ジェトロ・ビジネス短信 / 2024年11月12日 0時30分

アルゼンチンのルイス・カプート経済相は10月30日、ハビエル・ミレイ政権が導入した新たな投資促進のための恩典「大型投資奨励制度(RIGI)」について、同日までに3件の申請を受け付けたことを明らかにした。

大型投資奨励制度は、7月8日に公布された「アルゼンチン人の自由のための基盤および出発点に関する法律」(通称:オムニバス法、または基盤法)により導入されたもので(2024年6月17日記事参照)、最低2億ドルの投資を条件に、資本取引規制の例外的な優遇措置を受けることができる。同法公布後、施行規則や詳細な手続きを定めた決議が公布され、政府は10月22日に申請の受け付けを開始した。

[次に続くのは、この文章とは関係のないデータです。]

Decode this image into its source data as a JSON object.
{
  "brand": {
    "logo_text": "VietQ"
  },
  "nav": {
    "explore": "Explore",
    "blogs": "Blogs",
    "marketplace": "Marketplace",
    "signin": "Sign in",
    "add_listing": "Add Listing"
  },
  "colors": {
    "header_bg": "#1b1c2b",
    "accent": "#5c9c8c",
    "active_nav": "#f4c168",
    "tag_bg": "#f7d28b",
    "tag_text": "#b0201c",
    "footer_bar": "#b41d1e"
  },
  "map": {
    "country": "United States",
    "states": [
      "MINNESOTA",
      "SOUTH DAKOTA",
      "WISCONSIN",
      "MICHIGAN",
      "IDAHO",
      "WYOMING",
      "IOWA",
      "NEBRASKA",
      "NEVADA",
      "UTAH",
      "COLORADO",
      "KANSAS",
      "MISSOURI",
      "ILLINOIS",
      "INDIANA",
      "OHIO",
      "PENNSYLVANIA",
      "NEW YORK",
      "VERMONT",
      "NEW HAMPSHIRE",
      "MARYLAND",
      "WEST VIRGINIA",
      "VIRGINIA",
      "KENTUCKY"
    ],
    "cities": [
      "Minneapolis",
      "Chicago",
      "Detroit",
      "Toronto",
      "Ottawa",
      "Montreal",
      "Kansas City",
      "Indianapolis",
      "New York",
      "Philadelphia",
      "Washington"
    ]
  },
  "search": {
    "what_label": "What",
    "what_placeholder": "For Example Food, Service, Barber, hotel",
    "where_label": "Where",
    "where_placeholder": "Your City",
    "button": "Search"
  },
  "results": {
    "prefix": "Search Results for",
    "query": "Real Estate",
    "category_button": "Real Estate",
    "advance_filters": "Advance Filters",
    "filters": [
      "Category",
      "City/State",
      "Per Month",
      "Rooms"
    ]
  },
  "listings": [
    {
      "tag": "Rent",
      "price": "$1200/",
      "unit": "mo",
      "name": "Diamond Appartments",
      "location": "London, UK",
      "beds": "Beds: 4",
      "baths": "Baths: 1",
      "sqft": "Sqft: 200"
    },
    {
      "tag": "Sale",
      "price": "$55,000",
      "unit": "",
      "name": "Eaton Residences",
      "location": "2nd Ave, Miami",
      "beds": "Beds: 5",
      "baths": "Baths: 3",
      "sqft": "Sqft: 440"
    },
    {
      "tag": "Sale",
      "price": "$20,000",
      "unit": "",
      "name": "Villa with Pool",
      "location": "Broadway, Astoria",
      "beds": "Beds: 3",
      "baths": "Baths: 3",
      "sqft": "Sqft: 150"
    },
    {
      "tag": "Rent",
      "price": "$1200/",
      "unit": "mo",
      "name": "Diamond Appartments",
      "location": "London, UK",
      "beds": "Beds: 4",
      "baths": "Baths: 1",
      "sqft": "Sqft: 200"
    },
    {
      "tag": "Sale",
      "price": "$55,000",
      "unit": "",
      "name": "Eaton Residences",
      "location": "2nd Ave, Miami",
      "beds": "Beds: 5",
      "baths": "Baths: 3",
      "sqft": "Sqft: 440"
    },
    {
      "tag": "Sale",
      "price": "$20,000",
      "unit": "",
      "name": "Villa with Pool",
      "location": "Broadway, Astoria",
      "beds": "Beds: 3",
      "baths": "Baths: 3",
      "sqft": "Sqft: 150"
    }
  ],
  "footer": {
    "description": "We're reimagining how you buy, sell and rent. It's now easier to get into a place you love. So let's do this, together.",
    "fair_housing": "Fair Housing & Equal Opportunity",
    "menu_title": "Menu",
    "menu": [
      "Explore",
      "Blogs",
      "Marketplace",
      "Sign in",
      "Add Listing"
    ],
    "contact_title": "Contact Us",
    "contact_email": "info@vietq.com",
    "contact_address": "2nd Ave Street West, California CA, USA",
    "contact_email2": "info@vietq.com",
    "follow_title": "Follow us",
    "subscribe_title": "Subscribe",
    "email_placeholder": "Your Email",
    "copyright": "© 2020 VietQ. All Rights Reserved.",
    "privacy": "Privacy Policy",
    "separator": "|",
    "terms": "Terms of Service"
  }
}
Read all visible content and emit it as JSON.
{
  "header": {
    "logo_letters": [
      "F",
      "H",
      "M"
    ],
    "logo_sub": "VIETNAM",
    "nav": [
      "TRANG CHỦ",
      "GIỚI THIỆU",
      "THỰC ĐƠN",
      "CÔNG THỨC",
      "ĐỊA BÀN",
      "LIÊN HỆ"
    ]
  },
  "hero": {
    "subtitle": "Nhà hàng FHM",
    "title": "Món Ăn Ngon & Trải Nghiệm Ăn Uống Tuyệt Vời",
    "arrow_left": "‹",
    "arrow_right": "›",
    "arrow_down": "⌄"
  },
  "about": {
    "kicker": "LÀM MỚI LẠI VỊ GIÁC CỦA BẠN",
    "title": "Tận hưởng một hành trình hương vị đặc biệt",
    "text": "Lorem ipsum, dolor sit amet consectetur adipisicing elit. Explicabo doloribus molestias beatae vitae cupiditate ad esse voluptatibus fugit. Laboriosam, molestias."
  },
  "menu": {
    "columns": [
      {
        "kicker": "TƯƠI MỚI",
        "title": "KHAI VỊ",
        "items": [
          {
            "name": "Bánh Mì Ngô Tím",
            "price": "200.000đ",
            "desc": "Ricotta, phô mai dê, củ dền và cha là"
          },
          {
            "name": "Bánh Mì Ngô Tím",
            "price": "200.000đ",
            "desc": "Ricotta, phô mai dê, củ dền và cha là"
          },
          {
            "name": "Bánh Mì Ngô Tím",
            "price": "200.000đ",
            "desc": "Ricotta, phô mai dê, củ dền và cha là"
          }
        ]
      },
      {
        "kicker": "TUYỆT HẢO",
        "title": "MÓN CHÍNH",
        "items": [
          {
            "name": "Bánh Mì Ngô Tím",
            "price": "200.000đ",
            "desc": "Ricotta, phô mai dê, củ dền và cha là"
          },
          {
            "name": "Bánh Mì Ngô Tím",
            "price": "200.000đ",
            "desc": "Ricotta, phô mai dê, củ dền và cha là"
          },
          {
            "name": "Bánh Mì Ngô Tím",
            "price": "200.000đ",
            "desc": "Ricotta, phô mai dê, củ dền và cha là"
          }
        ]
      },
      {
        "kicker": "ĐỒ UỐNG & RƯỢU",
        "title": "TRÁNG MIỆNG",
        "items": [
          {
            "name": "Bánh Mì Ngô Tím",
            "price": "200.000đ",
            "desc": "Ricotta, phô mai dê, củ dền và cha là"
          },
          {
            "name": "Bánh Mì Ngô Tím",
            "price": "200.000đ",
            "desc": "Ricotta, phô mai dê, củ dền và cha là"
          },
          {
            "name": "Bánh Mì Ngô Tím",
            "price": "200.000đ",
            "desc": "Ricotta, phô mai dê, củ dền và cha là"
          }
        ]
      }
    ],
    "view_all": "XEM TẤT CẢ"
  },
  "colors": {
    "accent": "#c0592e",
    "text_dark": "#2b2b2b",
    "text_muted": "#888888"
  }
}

カプート経済相は企業名を明らかにしなかったが、アルゼンチンの国有石油会社YPFの関係会社で、発電事業を手掛けるYPF Luz、北部カタマルカ州でリチウム開発を手掛けるオーストラリアのガラン・リチウムは、RIGIの適用を申請したと発表した。11月10日付現地紙「インフォバエ」などよると、残る1社はサルタ州とカタマルカ州の州境でリチウム開発プロジェクトを手掛ける韓国のポスコだ。YPFも、25億ドルを投じるバカ・ムエルタ・スール・石油パイプライン第2区間の建設にRIGIの適用を受けるべく、11月中に申請を行うことを既に発表している。

YPF Luzの発表によると、同社が10月25日にRIGIの適用を申請したのは、同社がメンドサ州で建設する太陽光発電所「エル・ケマード」の建設プロジェクトで、投資額は2億2,000万ドル。発電設備容量は305メガワット(MW)で、第1フェーズで200MW、第2フェーズで105MWとしている。23万3,000世帯分の電力を供給可能で、51万8,000枚の二面式太陽光発電パネルを導入する。

ガラン・リチウムの発表によると、同社は10月30日にRIGIの適用を申請した。同社がカタマルカ州のオンブレ・ムエルト塩湖で進めるリチウム開発プロジェクト「オンブレ・ムエルト・オエステ(英語ではオンブレ・ムエルト・ウェスト:HMW)」が申請対象だ。同社によると、鉱業では初のRIGIの申請で、「RIGIは、HMWの潜在能力を最大限に引き出すためのさらなる資本確保につながり、同社の能力を大幅に強化することになる」としている。

写真 ガラン・リチウムが手掛けるHMWの蒸発池(ジェトロ撮影)

ガラン・リチウムが手掛けるHMWの蒸発池(ジェトロ撮影)

YPFが進めるバカ・ムエルタ・スール・石油パイプラインは総延長約600キロで、約130キロの第1区間と残りの第2区間により構成されている。第1区間は10月末の時点でほぼ完成しており、YPFは第2区間の工事を2025年1月に開始する意向だ。この石油パイプラインは、石油、天然ガスの一大生産地ネウケン州のバカ・ムエルタから大西洋岸のリオ・ネグロ州のプンタ・コロラダを結び、2030年に石油の輸出により年間300億ドルの外貨収入を目指す計画となっている。